Une effroyable décharge les accueillit.
Cent quatre-vingts carabines avaient fait feu en même temps, renversant soixante cavaliers au moins.
Et, tout aussitôt, l’angle se rompant, les deux ailes des Sioux passèrent à toute bride sur le flanc de la colonne ennemie qu’elles fusillèrent à bout portant.
Tout cela s’était accompli avec la rapidité de la foudre. Une centaine des féroces cavaliers étaient tombés morts ou blessés, sans avoir même pu joindre leurs adversaires.
Les Comanches, déconcertés par cette tactique inconnue, se divisèrent à leur tour en deux colonnes de deux cents hommes environ et, chargeant en ligne de deux côtés à la fois, ripostèrent avec les flèches et le plomb.

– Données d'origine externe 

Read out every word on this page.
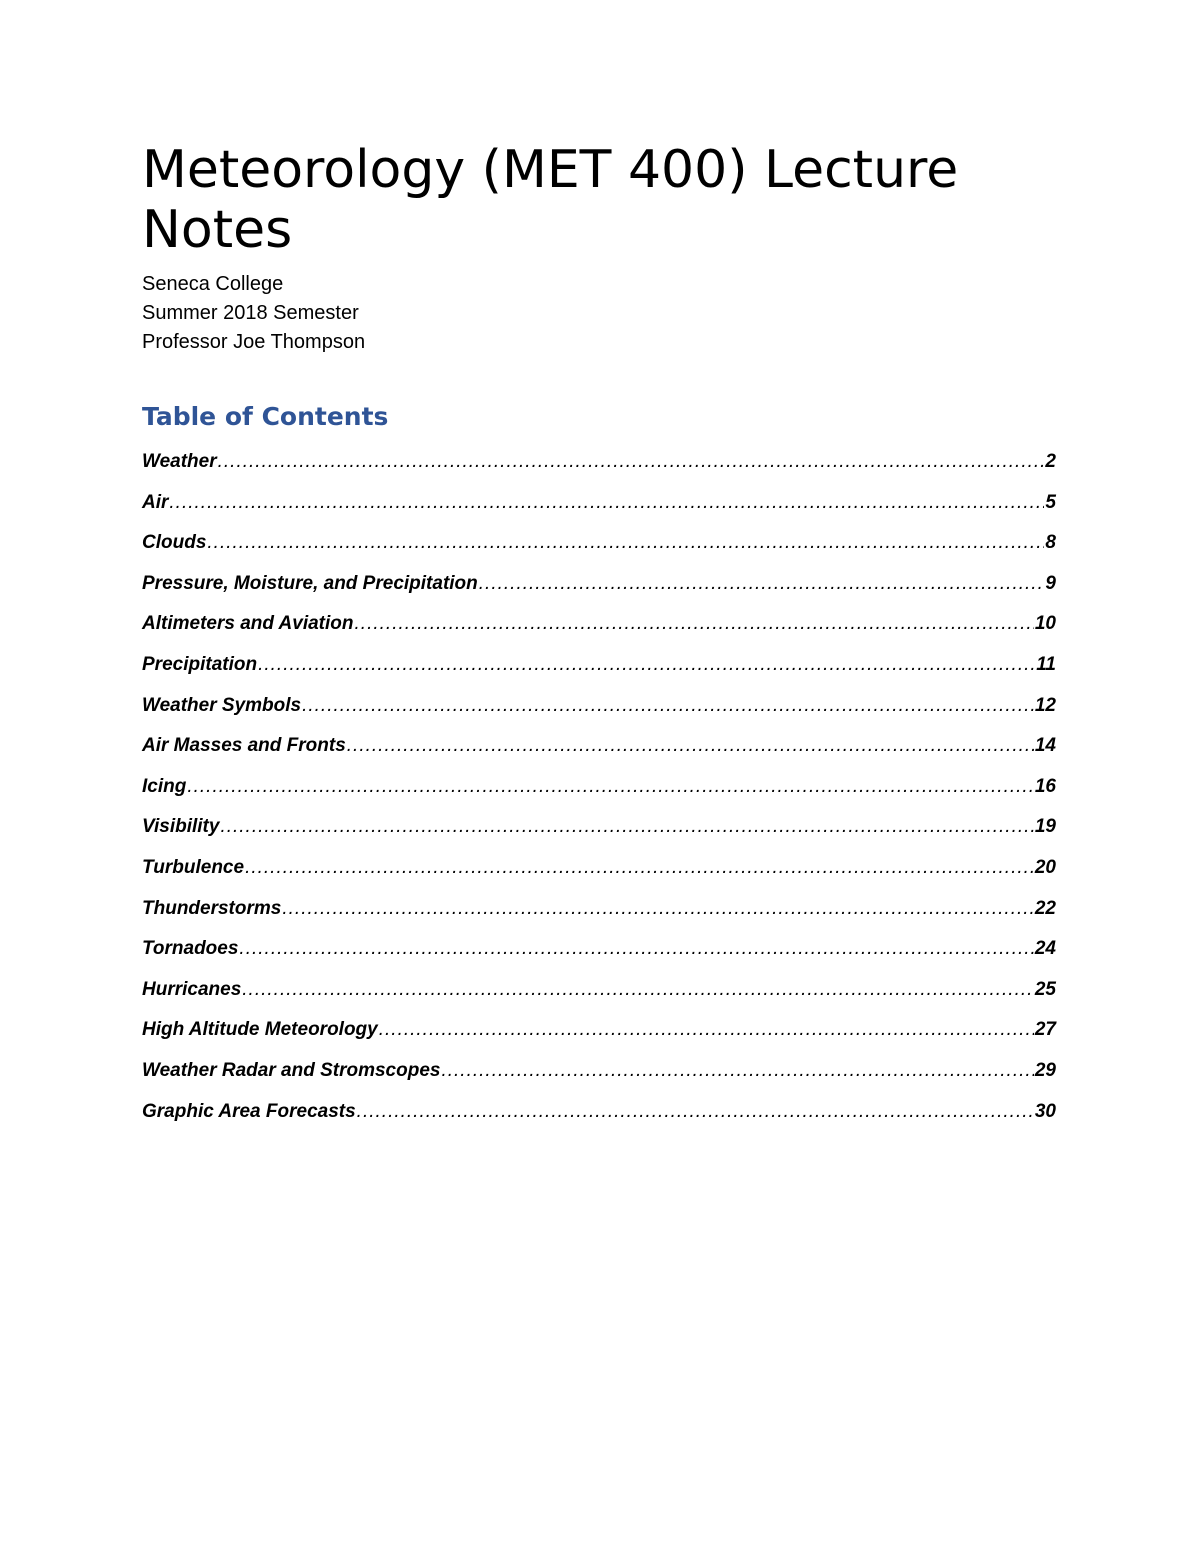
Meteorology (MET 400) Lecture Notes
Seneca College
Summer 2018 Semester
Professor Joe Thompson
Table of Contents
Weather .....	2
Air .....	5
Clouds .....	8
Pressure, Moisture, and Precipitation .....	9
Altimeters and Aviation .....	10
Precipitation .....	11
Weather Symbols .....	12
Air Masses and Fronts .....	14
Icing .....	16
Visibility .....	19
Turbulence .....	20
Thunderstorms .....	22
Tornadoes .....	24
Hurricanes .....	25
High Altitude Meteorology .....	27
Weather Radar and Stromscopes .....	29
Graphic Area Forecasts .....	30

Cette riposte fut meurtrière pour les Sioux dont une vingtaine tombèrent, plus ou moins grièvement atteints.
Wagha-na comprit le danger qu’il y aurait à laisser les Comanches multiplier les tentatives de ce genre.
Il réunit donc sous sa main les trente-cinq compagnons qu’il avait emmenés de Dogherty, les massant en une seule colonne derrière laquelle vint se ranger le chef Sioux avec ses meilleurs cavaliers, tandis que les autres se formaient en ailes développées. Et sur un commandement du Bison Noir, tout l’escadron fondit, bride abattue, sur les Comanches.
A cinquante mètres, le premier groupe s’ouvrit et fit feu.